Кормилица, валлийка Диллис, отвечала всем критериям своей профессии: ей было лет двадцать пять, высокая, крепкая, здоровая, с широкими бедрами и могучей грудью. И не рыжая — в те времена считалось, что рыжеволосые женщины обладают слишком буйным темпераментом, а это нехорошо для ребенка, которого они кормят. Диллис действительно казалась спокойной и добродетельной, но когда ругалась с мужем-кузнецом или предавалась с ним любовным утехам, только искры летели.
По правилам, кормилица должна была воздерживаться от плотских забав — дескать, это преступное занятие делает молоко соленым и вообще испорченным. Если бы кто-то узнал, чем она занимается чуть ли не каждую ночь, ее бы не только уволили, но и примерно наказали. Но домик кузнеца стоял на отшибе, и вопли Диллис никто не слышал. Троих ее детей — младший родился месяц назад — воспитывала сестра, с которой Диллис делилась доходом: ремесло кормилицы знатного отпрыска оплачивалось щедро.

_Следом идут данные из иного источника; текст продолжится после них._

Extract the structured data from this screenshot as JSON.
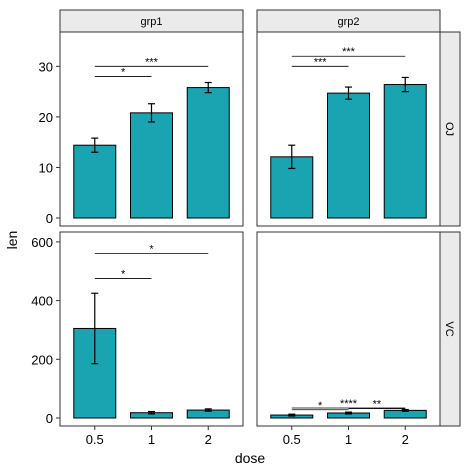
{
  "chart_data": {
    "type": "bar",
    "categories": [
      "0.5",
      "1",
      "2"
    ],
    "xlabel": "dose",
    "ylabel": "len",
    "bar_color": "#1aa3b0",
    "facet_cols": [
      "grp1",
      "grp2"
    ],
    "facet_rows": [
      "OJ",
      "VC"
    ],
    "panels": [
      {
        "col": "grp1",
        "row": "OJ",
        "ylim": [
          0,
          36
        ],
        "yticks": [
          "0",
          "10",
          "20",
          "30"
        ],
        "values": [
          14.4,
          20.8,
          25.8
        ],
        "errors": [
          [
            13.0,
            15.8
          ],
          [
            19.0,
            22.6
          ],
          [
            24.8,
            26.8
          ]
        ],
        "brackets": [
          {
            "from": "0.5",
            "to": "1",
            "y": 28,
            "label": "*"
          },
          {
            "from": "0.5",
            "to": "2",
            "y": 30,
            "label": "***"
          }
        ]
      },
      {
        "col": "grp2",
        "row": "OJ",
        "ylim": [
          0,
          36
        ],
        "yticks": [
          "0",
          "10",
          "20",
          "30"
        ],
        "values": [
          12.1,
          24.7,
          26.4
        ],
        "errors": [
          [
            9.8,
            14.4
          ],
          [
            23.5,
            25.9
          ],
          [
            25.0,
            27.8
          ]
        ],
        "brackets": [
          {
            "from": "0.5",
            "to": "1",
            "y": 30,
            "label": "***"
          },
          {
            "from": "0.5",
            "to": "2",
            "y": 32,
            "label": "***"
          }
        ]
      },
      {
        "col": "grp1",
        "row": "VC",
        "ylim": [
          0,
          620
        ],
        "yticks": [
          "0",
          "200",
          "400",
          "600"
        ],
        "values": [
          305,
          18,
          27
        ],
        "errors": [
          [
            185,
            425
          ],
          [
            14,
            22
          ],
          [
            23,
            31
          ]
        ],
        "brackets": [
          {
            "from": "0.5",
            "to": "1",
            "y": 475,
            "label": "*"
          },
          {
            "from": "0.5",
            "to": "2",
            "y": 560,
            "label": "*"
          }
        ]
      },
      {
        "col": "grp2",
        "row": "VC",
        "ylim": [
          0,
          620
        ],
        "yticks": [
          "0",
          "200",
          "400",
          "600"
        ],
        "values": [
          10,
          17,
          26
        ],
        "errors": [
          [
            7,
            13
          ],
          [
            14,
            20
          ],
          [
            23,
            29
          ]
        ],
        "brackets": [
          {
            "from": "0.5",
            "to": "1",
            "y": 28,
            "label": "*"
          },
          {
            "from": "0.5",
            "to": "2",
            "y": 34,
            "label": "****"
          },
          {
            "from": "1",
            "to": "2",
            "y": 32,
            "label": "**"
          }
        ]
      }
    ]
  }
}
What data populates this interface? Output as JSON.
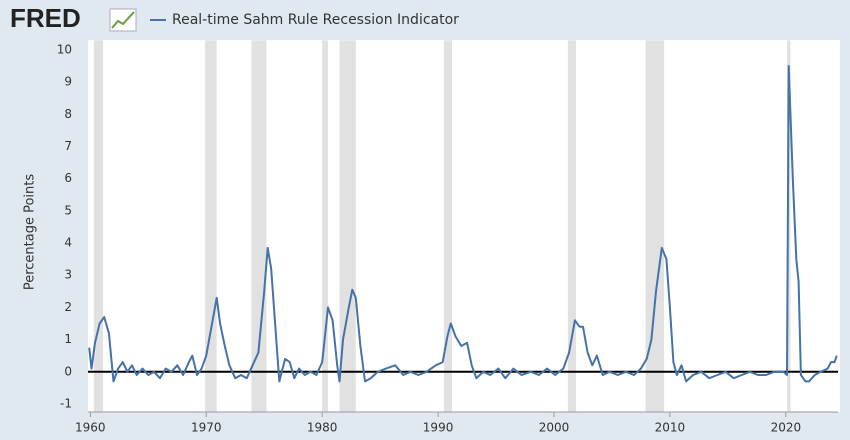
{
  "logo": "FRED",
  "chart_data": {
    "type": "line",
    "title": "Real-time Sahm Rule Recession Indicator",
    "ylabel": "Percentage Points",
    "x": [
      1959.9,
      1960.1,
      1960.4,
      1960.8,
      1961.2,
      1961.6,
      1962.0,
      1962.4,
      1962.8,
      1963.2,
      1963.6,
      1964.0,
      1964.5,
      1965.0,
      1965.5,
      1966.0,
      1966.5,
      1967.0,
      1967.5,
      1968.0,
      1968.5,
      1968.8,
      1969.2,
      1969.6,
      1970.0,
      1970.4,
      1970.9,
      1971.2,
      1971.6,
      1972.0,
      1972.5,
      1973.0,
      1973.5,
      1974.0,
      1974.5,
      1975.0,
      1975.3,
      1975.6,
      1976.0,
      1976.3,
      1976.8,
      1977.2,
      1977.6,
      1978.0,
      1978.5,
      1979.0,
      1979.5,
      1980.0,
      1980.5,
      1980.9,
      1981.3,
      1981.5,
      1981.8,
      1982.3,
      1982.6,
      1982.9,
      1983.3,
      1983.7,
      1984.2,
      1984.8,
      1985.5,
      1986.3,
      1987.0,
      1987.6,
      1988.3,
      1989.0,
      1989.8,
      1990.4,
      1990.8,
      1991.1,
      1991.5,
      1992.0,
      1992.5,
      1992.9,
      1993.3,
      1993.9,
      1994.5,
      1995.2,
      1995.8,
      1996.5,
      1997.2,
      1998.0,
      1998.7,
      1999.4,
      2000.1,
      2000.8,
      2001.3,
      2001.8,
      2002.2,
      2002.5,
      2002.9,
      2003.3,
      2003.7,
      2004.2,
      2004.8,
      2005.5,
      2006.2,
      2006.9,
      2007.5,
      2008.0,
      2008.4,
      2008.8,
      2009.3,
      2009.7,
      2010.0,
      2010.3,
      2010.6,
      2011.0,
      2011.4,
      2012.0,
      2012.7,
      2013.4,
      2014.1,
      2014.8,
      2015.5,
      2016.2,
      2016.9,
      2017.6,
      2018.3,
      2019.0,
      2019.8,
      2020.1,
      2020.25,
      2020.6,
      2020.9,
      2021.1,
      2021.3,
      2021.7,
      2022.0,
      2022.5,
      2023.0,
      2023.6,
      2023.9,
      2024.2,
      2024.4
    ],
    "series": [
      {
        "name": "Real-time Sahm Rule Recession Indicator",
        "color": "#4572a7",
        "values": [
          0.75,
          0.1,
          0.9,
          1.5,
          1.7,
          1.2,
          -0.3,
          0.1,
          0.3,
          0.0,
          0.2,
          -0.1,
          0.1,
          -0.1,
          0.0,
          -0.2,
          0.1,
          0.0,
          0.2,
          -0.1,
          0.3,
          0.5,
          -0.1,
          0.1,
          0.5,
          1.3,
          2.3,
          1.5,
          0.8,
          0.2,
          -0.2,
          -0.1,
          -0.2,
          0.2,
          0.6,
          2.5,
          3.85,
          3.2,
          1.2,
          -0.3,
          0.4,
          0.3,
          -0.2,
          0.1,
          -0.1,
          0.0,
          -0.1,
          0.3,
          2.0,
          1.6,
          0.2,
          -0.3,
          1.0,
          2.0,
          2.55,
          2.3,
          0.8,
          -0.3,
          -0.2,
          0.0,
          0.1,
          0.2,
          -0.1,
          0.0,
          -0.1,
          0.0,
          0.2,
          0.3,
          1.1,
          1.5,
          1.1,
          0.8,
          0.9,
          0.2,
          -0.2,
          0.0,
          -0.1,
          0.1,
          -0.2,
          0.1,
          -0.1,
          0.0,
          -0.1,
          0.1,
          -0.1,
          0.1,
          0.6,
          1.6,
          1.4,
          1.4,
          0.6,
          0.2,
          0.5,
          -0.1,
          0.0,
          -0.1,
          0.0,
          -0.1,
          0.1,
          0.4,
          1.0,
          2.5,
          3.85,
          3.5,
          2.0,
          0.3,
          -0.1,
          0.2,
          -0.3,
          -0.1,
          0.0,
          -0.2,
          -0.1,
          0.0,
          -0.2,
          -0.1,
          0.0,
          -0.1,
          -0.1,
          0.0,
          0.0,
          -0.1,
          9.5,
          6.0,
          3.5,
          2.8,
          -0.1,
          -0.3,
          -0.3,
          -0.1,
          0.0,
          0.1,
          0.3,
          0.3,
          0.5
        ]
      }
    ],
    "recessions": [
      [
        1960.3,
        1961.1
      ],
      [
        1969.9,
        1970.9
      ],
      [
        1973.9,
        1975.2
      ],
      [
        1980.0,
        1980.5
      ],
      [
        1981.5,
        1982.9
      ],
      [
        1990.5,
        1991.2
      ],
      [
        2001.2,
        2001.9
      ],
      [
        2007.9,
        2009.5
      ],
      [
        2020.1,
        2020.4
      ]
    ],
    "xlim": [
      1959.8,
      2024.5
    ],
    "ylim": [
      -1.25,
      10.3
    ],
    "xticks": [
      1960,
      1970,
      1980,
      1990,
      2000,
      2010,
      2020
    ],
    "yticks": [
      -1,
      0,
      1,
      2,
      3,
      4,
      5,
      6,
      7,
      8,
      9,
      10
    ]
  }
}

Колыбель стояла в углу единственной жилой комнаты дома. Маргарет мирно спала, а я вынуждена была ночь за ночью слушать счастливые стоны и крики. Спасибо, что не видеть само действо. Телу Маргарет до подобных желаний оставались еще долгие годы, но мое сознание мысленно скрежетало зубами.
Стоило Маргарет пискнуть, Диллис хватала ее своими красными шершавыми ручищами и прижимала к великанской груди, густо усыпанной веснушками и родимыми пятнами. По моим прикидкам, бюстгальтер размера Е застегнулся бы на ней с трудом. За неимением ничего подобного, она упаковывала бюст в рубашку с разрезами для кормления. Снизу его должен был, по идее, поддерживать шнурованный корсаж, похожий на корсет дамы, но, увы, не поддерживал — грудь свисала на живот и бултыхалась при ходьбе.
Повседневная жизнь семейства полукрестьянина-полуремесленника у меня особого интереса не вызывала. Одна радость — отхожее место находилось во дворе. Зато за тонкой перегородкой — хлев со скотиной, так что главными запахами в доме были ароматы навоза и всяких ядовитостей из кузницы. По вечерам за большим столом к кузнецу и его жене присоединялись молодые подмастерья, которые таращились на выглядывающие из разрезов прелести Диллис и откровенно пускали слюни. Когда кузнец уезжал, кто-нибудь из них занимал его место в постели.